Benjamin also noted that A&B is close to completing a strategy started in 2013 to sell off mainland commercial real estate to acquire mainly retail properties in Hawaii. On Friday, A&B bought three shopping centers — Laulani Village on Oahu, Pu‘unene Shopping Center on Maui and Hokulei Village on Kauai — for $254 million financed largely by mainland property sales.
“We are a stronger, more focused company today,” he said in a conference call with stock analysts.

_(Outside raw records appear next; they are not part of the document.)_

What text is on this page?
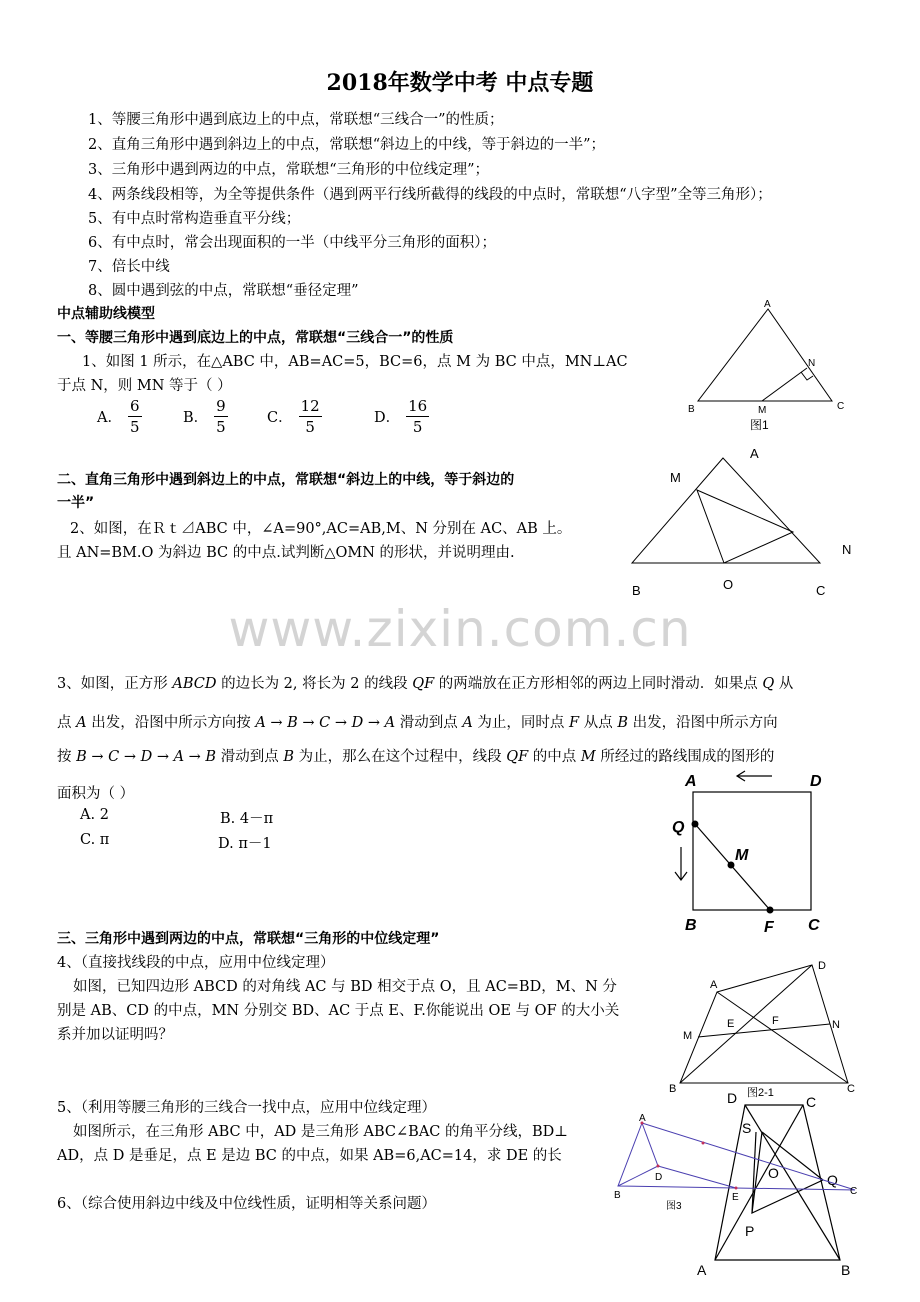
2018年数学中考 中点专题
1、等腰三角形中遇到底边上的中点，常联想“三线合一”的性质；
2、直角三角形中遇到斜边上的中点，常联想“斜边上的中线，等于斜边的一半”；
3、三角形中遇到两边的中点，常联想“三角形的中位线定理”；
4、两条线段相等，为全等提供条件（遇到两平行线所截得的线段的中点时，常联想“八字型”全等三角形）；
5、有中点时常构造垂直平分线；
6、有中点时，常会出现面积的一半（中线平分三角形的面积）；
7、倍长中线
8、圆中遇到弦的中点，常联想“垂径定理”
中点辅助线模型
一、等腰三角形中遇到底边上的中点，常联想“三线合一”的性质
1、如图 1 所示，在△ABC 中，AB=AC=5，BC=6，点 M 为 BC 中点，MN⊥AC
于点 N，则 MN 等于（ ）
A． $\frac{6}{5}$	B． $\frac{9}{5}$	C． $\frac{12}{5}$	D． $\frac{16}{5}$
A
B	C
M
N
图1
二、直角三角形中遇到斜边上的中点，常联想“斜边上的中线，等于斜边的
一半”
2、如图，在Ｒｔ⊿ABC 中，∠A=90°,AC=AB,M、N 分别在 AC、AB 上。
且 AN=BM.O 为斜边 BC 的中点.试判断△OMN 的形状，并说明理由.
A
M
N
B	O	C
www.zixin.com.cn
3、如图，正方形 ABCD 的边长为 2, 将长为 2 的线段 QF 的两端放在正方形相邻的两边上同时滑动．如果点 Q 从
点 A 出发，沿图中所示方向按 A → B → C → D → A 滑动到点 A 为止，同时点 F 从点 B 出发，沿图中所示方向
按 B → C → D → A → B 滑动到点 B 为止，那么在这个过程中，线段 QF 的中点 M 所经过的路线围成的图形的
面积为（ ）
A. 2	B. 4－π
C. π	D. π－1
A	D
Q
M
B	F C
三、三角形中遇到两边的中点，常联想“三角形的中位线定理”
4、（直接找线段的中点，应用中位线定理）
如图，已知四边形 ABCD 的对角线 AC 与 BD 相交于点 O，且 AC=BD，M、N 分
别是 AB、CD 的中点，MN 分别交 BD、AC 于点 E、F.你能说出 OE 与 OF 的大小关
系并加以证明吗？
A
D
E	F
M
N
B	C
图2-1
5、（利用等腰三角形的三线合一找中点，应用中位线定理）
如图所示，在三角形 ABC 中，AD 是三角形 ABC∠BAC 的角平分线，BD⊥
AD，点 D 是垂足，点 E 是边 BC 的中点，如果 AB=6,AC=14，求 DE 的长
6、（综合使用斜边中线及中位线性质，证明相等关系问题）
D	C
S
O	Q
P
A	B
A
D
B	E
C
图3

A&B said its commercial properties were about 94 percent leased at the end of last year and the year before. But the company reported a $6.9 million operating loss for its commercial property portfolio in the fourth quarter related to three mainland properties being sold. In the 2016 fourth quarter, A&B’s commercial property operating profit was $13.5 million. For all of last year, commercial property operating profit was $34.4 million, down from $54.8 million in 2016.
Land sales by A&B last year included one lot on Kahala Avenue for $13.6 million, 36 affordable condominiums on Maui for $13 million, and 713 acres of Maui and Kauai farmland for $20.1 million.
Operating profit from land operations was $4.5 million in the fourth quarter, down from $13.9 million a year earlier, and $14.2 million for all of 2017 compared with $7 million in 2016.
At Grace Pacific, fourth-quarter operating profit was $3 million, down from $4.8 million a year earlier, and $22 million for all of 2017 compared with $23.3 million in 2016.
Shares of A&B stock closed at a 52-week low of $21.99 Wednesday before the company released financial results. The 52-week high was $29.88 on Oct. 3.